The study investigates disruptions in brain networks in FTLD, emphasizing imbalances in local and global connectivity crucial for cognitive function. Mathematical frameworks support the prion-like spreading hypothesis, suggesting that disconnections initiate from specific neurodegenerative epicenters and propagate through interconnected neural networks. The study employs Stepwise Functional Connectivity (SFC) to examine different FTD variants, identifying atrophy in specific brain regions. NeuroTRACK explores the relationship between network vulnerability and longitudinal atrophy progression in FTD, using the Network Diffusion Model (NDM). NDM predicts pathology spread through brain regions, and correlations between predicted atrophy and empirically observed atrophy support the influence of healthy structural architecture on disease progression.
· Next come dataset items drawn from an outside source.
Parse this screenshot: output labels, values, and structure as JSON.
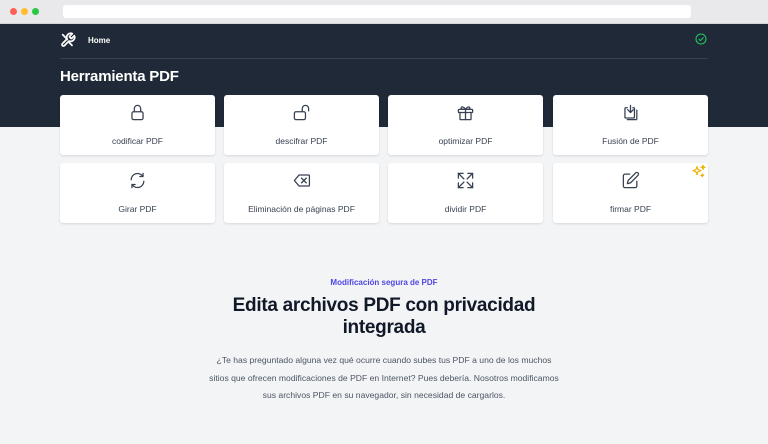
{
  "nav": {
    "home_label": "Home",
    "logo_icon": "tools-icon",
    "status_icon": "check-circle-icon"
  },
  "page": {
    "title": "Herramienta PDF"
  },
  "tools": [
    {
      "label": "codificar PDF",
      "icon": "lock-icon"
    },
    {
      "label": "descifrar PDF",
      "icon": "unlock-icon"
    },
    {
      "label": "optimizar PDF",
      "icon": "gift-icon"
    },
    {
      "label": "Fusión de PDF",
      "icon": "merge-download-icon"
    },
    {
      "label": "Girar PDF",
      "icon": "rotate-icon"
    },
    {
      "label": "Eliminación de páginas PDF",
      "icon": "backspace-delete-icon"
    },
    {
      "label": "dividir PDF",
      "icon": "expand-icon"
    },
    {
      "label": "firmar PDF",
      "icon": "pen-sign-icon"
    }
  ],
  "badge_icon": "sparkles-icon",
  "feature": {
    "eyebrow": "Modificación segura de PDF",
    "headline": "Edita archivos PDF con privacidad integrada",
    "body": "¿Te has preguntado alguna vez qué ocurre cuando subes tus PDF a uno de los muchos sitios que ofrecen modificaciones de PDF en Internet? Pues debería. Nosotros modificamos sus archivos PDF en su navegador, sin necesidad de cargarlos."
  },
  "colors": {
    "header_bg": "#1f2937",
    "accent": "#4f46e5",
    "status_green": "#22c55e",
    "sparkle_yellow": "#eab308"
  }
}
NeuroTRACK also explores genetic mutations in FTLD, highlighting distinct patterns in C9orf72 and GRN mutations. Phenotypic heterogeneity is observed in a family with the rare MAPT Q336H mutation, and TARDBP mutation-related motor neuron disease exhibits distinctive cortical atrophy and white matter tract damage.
Finally, the study assesses the diagnostic and prognostic value of serum biomarkers, identifying NfL as a strong diagnostic and prognostic marker, with UCHL1 providing independent prognostic information. GFAP reflects extramotor involvement.
This ERC project is entailing a multimodal, longitudinal approach, including serial 3T MRI studies to assess structural and functional connectome properties in patients, genetic studies to recognize relevant genetic variations and identify mutated presymptomatic subjects, and clinical, cognitive and behavioural quantitative metrics, which yield fundamental details about the evolution of the disease. If a new set of robust imaging tools to characterise network disorganisation can be identified, we should be able to explain the phenotypic diversity in FTLD and to track and predict disease progression for use both in future therapeutic trials, and in monitoring personalised treatment. The ground-breaking nature of the experimental approaches we are performing will pave the way to making inroads into fundamental questions about the progression of neurodegenerative diseases across brain networks; for developing tools for understanding the biological underpinnings of CNS proteinopathies; to monitoring accurately changes in patients during life; and to identifying individualized, early interventions that have the potential to modify disease progression.